Question

5. A farmer has an increase of 12.5% in the output of wheat in his farm every year, he produced 2916 quintals of wheat. What was his annual production of wheat 2 years ago?​

Answer 1

$★ {\pmb{\underline{\sf{Understanding \ Concepts ... }}}}$

As We know that a Farmer has an increase in his Output of Wheat in his Farm Every year by Some amount of Rate.

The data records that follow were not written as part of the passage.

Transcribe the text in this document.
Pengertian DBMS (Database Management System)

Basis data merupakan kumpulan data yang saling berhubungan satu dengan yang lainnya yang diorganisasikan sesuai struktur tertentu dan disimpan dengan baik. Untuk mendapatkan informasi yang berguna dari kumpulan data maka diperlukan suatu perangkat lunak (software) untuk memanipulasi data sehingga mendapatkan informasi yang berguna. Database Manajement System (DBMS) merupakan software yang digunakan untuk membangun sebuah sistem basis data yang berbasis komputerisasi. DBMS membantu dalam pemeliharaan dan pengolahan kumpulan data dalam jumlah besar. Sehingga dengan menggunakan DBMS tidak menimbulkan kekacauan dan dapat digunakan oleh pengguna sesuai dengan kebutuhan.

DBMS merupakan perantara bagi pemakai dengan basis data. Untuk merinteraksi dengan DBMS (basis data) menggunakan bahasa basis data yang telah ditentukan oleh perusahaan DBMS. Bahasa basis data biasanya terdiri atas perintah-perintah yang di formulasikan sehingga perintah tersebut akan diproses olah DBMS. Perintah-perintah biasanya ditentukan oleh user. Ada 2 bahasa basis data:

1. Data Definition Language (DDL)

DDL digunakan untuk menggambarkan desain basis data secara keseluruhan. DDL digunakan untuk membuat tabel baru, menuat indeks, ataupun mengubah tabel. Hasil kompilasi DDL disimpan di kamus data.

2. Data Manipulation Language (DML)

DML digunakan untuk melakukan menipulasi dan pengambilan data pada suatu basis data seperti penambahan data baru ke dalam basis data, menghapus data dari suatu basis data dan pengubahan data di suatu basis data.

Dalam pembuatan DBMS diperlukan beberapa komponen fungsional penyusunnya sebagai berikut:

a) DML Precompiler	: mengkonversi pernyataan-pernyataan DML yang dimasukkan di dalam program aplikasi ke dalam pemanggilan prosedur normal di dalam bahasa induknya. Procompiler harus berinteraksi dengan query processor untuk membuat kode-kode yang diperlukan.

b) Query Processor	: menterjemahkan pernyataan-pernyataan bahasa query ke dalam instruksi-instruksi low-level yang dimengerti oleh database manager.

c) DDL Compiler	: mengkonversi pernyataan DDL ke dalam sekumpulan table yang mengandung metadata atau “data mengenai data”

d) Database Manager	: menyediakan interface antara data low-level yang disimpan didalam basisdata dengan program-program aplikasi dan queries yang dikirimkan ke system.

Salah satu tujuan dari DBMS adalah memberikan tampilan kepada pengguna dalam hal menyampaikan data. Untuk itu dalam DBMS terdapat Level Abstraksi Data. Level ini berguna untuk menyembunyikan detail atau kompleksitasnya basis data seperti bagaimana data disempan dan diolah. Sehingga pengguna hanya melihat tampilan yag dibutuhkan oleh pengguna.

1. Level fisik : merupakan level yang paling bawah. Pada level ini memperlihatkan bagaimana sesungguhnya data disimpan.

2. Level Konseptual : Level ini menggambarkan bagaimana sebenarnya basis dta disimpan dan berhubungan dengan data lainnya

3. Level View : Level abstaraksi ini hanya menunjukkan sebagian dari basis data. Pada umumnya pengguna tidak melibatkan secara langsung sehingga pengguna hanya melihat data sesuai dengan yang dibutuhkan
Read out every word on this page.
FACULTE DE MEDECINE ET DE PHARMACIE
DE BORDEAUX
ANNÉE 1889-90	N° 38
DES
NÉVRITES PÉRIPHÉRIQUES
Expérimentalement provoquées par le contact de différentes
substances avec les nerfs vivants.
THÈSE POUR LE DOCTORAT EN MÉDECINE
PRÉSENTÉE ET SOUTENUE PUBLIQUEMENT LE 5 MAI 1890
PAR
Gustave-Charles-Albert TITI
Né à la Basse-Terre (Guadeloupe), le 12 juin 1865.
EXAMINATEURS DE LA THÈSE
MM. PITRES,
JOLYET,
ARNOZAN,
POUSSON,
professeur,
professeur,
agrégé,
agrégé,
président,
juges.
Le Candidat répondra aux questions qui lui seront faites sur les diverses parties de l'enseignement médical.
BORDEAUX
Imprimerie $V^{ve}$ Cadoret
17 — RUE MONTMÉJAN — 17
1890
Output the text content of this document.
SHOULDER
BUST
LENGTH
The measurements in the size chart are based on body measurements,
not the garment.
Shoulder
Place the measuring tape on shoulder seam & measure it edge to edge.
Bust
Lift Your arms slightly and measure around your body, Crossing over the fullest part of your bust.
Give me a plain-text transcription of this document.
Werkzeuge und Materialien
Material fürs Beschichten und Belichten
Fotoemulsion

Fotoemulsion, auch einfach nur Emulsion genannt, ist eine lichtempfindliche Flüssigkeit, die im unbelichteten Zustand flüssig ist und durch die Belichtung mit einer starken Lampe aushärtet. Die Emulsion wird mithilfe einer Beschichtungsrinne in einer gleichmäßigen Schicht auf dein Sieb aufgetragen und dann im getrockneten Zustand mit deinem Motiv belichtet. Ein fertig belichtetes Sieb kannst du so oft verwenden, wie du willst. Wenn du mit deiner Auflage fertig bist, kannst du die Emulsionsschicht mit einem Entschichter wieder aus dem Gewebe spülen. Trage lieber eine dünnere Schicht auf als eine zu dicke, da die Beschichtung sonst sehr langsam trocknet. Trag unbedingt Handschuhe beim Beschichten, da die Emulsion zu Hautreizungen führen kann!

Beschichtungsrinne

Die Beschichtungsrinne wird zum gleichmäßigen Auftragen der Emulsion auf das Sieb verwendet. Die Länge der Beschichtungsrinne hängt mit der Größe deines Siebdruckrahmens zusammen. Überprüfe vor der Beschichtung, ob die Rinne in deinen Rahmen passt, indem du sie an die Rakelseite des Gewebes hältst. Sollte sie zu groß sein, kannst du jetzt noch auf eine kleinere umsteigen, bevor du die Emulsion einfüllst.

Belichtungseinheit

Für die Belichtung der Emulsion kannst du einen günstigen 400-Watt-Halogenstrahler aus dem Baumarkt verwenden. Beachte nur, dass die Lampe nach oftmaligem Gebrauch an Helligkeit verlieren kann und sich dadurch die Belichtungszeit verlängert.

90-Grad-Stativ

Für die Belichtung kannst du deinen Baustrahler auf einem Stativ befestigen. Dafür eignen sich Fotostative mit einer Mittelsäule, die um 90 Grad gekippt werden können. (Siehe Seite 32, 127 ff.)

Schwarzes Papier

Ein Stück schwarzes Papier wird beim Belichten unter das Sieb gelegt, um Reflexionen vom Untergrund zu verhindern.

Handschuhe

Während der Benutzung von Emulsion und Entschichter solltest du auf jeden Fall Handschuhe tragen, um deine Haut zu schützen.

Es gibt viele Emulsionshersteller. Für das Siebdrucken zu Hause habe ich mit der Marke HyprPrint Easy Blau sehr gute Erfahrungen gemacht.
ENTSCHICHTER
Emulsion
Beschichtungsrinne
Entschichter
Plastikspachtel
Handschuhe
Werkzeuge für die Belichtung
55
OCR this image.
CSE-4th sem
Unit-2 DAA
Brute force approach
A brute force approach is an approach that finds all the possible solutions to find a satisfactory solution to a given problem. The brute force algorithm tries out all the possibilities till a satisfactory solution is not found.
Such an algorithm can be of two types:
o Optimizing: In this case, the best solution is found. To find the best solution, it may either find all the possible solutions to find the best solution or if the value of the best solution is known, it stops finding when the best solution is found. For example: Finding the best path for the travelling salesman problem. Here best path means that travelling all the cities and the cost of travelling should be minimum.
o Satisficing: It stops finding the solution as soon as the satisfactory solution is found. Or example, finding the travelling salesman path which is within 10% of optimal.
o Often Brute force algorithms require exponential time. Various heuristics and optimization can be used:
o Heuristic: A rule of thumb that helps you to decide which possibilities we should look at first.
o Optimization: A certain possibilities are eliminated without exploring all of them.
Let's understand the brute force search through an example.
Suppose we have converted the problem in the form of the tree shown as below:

Here we gonna take Time interval as a Negative (—ve) value because We have to calculate Time Period in Past time.

• Time Period = —2 Years

Now, We consider Present time Production as the Principal of the Calculation to make the desired decision as Follows.

• Principal = 2916 Quintal of wheat

So, We can calculate Rate of increasing in the output of the Production of the wheat.

• Rate = 25/2%

$★ {\pmb{\underline{\sf{Required \ Solution ... }}}}$

As We know that We can apply Amount gaining Formula to Find the Desired results as:

$\circ \ {\underline{\boxed{\sf\gray{ Amount = p \left( 1 + \dfrac{r}{100} \right) ^ {-n} }}}}$

Here's, The Time Period is in negative because we have to find the Past time Production of Wheat as Well.

$\colon\implies{\tt{ 2916 \left( 1 + \dfrac{ \dfrac{25}{2} }{100} \right) ^ {-2} }} \\ \\ \\ \colon\implies{\tt{ 2916 \left( 1 + \dfrac{25 }{200} \right) ^ {-2} }} \\ \\ \\ \colon\implies{\tt{ 2916 \left( \dfrac{225 }{200} \right) ^ {-2} }} \\ \\ \\ \colon\implies{\tt{ 2916 \left( \dfrac{9 }{8} \right) ^ {-2} }} \\ \\ \\ \colon\implies{\tt{ 2916 \left( \dfrac{8 }{9} \right) ^ {2} }} \\ \\ \\ \colon\implies{\tt{ 2916 \times \dfrac{8 }{9} \times \dfrac{8}{9} }} \\ \\ \\ \colon\implies{\tt{ 36 \times 64 }} \\ \\ \colon\implies{\tt{ 2304 \ Quintal }}$

Hence,

The Production of the Wheat 2 years ago in the farm of Farmer was 2304 Quintals.